The article is devoted to a new direction in the creation of information and measurement systems – measuring artificial intelligence. The paper gives the basic definitions and attributes of measuring artificial intelligence. The field of measurement tasks in which the application of methods and means of intellectualization of measurement processes is necessary is defined. The main types of intelligent measurements are given, their characteristics and specific properties are indicated. It is emphasized that measurement tasks in conditions of information uncertainty caused by inaccuracy, incompleteness, fuzziness of data, their small volumes and uniqueness, incompleteness of models of the measuring object and the environment of its functioning, should be solved on the basis of regularizing methods that ensure the stability of the solutions obtained, as well as with the involvement of knowledge about the object and the environment, which makes it possible to compensate for the lack of completeness data. Therefore, in the article, to solve measurement problems in these conditions, it is proposed to use a regularization approach (RBP) and technologies based on it: Bayesian intelligent measurements (BII) and Bayesian intelligent technologies (BIT).Methodological principles and basic analytical dependencies of BII and BIT are given. The article proposes a methodology for creating a system for evaluating the quality of artificial intelligence (AI) solutions, in particular, evaluating the reliability of solutions, which determines the degree of confidence in the solutions obtained.
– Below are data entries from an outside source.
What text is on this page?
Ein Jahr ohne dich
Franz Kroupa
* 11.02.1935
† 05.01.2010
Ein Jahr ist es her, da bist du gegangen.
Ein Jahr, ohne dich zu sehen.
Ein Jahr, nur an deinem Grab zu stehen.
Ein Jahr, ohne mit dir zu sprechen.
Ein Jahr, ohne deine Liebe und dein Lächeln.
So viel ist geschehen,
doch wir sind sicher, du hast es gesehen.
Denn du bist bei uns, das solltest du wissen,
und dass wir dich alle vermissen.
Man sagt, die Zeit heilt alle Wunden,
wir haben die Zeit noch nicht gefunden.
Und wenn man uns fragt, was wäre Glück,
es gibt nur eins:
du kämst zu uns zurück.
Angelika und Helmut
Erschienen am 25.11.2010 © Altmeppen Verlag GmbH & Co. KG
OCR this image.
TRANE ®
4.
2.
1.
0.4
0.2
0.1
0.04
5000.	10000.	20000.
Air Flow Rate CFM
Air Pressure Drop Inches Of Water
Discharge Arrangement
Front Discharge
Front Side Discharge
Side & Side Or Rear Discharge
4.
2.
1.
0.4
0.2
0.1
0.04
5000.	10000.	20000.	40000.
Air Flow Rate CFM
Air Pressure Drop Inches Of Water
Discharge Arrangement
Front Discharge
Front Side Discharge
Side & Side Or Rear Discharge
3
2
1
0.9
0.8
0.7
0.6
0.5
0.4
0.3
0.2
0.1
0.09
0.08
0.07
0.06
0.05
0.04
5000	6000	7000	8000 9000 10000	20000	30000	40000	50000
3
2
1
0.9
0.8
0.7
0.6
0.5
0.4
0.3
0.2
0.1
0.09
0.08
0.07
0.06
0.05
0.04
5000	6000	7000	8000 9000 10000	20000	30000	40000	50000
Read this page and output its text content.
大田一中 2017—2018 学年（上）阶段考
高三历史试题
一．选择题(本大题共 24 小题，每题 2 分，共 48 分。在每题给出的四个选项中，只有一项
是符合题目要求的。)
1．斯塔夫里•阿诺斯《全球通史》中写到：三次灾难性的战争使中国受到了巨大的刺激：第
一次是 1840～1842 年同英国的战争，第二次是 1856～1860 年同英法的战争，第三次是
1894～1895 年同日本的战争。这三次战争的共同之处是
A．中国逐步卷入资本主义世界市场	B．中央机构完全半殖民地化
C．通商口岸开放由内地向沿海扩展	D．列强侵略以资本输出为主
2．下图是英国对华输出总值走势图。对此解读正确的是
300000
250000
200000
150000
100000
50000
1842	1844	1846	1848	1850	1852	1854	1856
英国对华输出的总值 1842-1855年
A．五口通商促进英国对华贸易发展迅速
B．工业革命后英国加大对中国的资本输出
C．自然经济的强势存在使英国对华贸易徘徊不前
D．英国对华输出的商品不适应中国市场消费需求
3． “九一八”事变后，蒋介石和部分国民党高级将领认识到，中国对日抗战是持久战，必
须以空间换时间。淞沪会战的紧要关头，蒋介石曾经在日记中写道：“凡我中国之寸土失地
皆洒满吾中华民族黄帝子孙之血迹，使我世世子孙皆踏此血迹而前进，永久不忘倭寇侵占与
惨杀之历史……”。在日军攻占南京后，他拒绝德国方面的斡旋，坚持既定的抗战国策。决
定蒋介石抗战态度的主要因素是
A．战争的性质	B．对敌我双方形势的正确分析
The methodology is based on scaling of measuring solutions and implemented as a system of metrological support of AI solutions. Within the framework of this methodology and technologies of metrological support, complexes of metrological characteristics are proposed that determine accuracy, reliability (level of errors of the 1-st and 2-nd kind), which ensures traceability and transparency at each stage of obtaining solutions. Practical examples of the implementation of RBP methods and technologies for solving applied problems and creating intelligent measuring systems are given.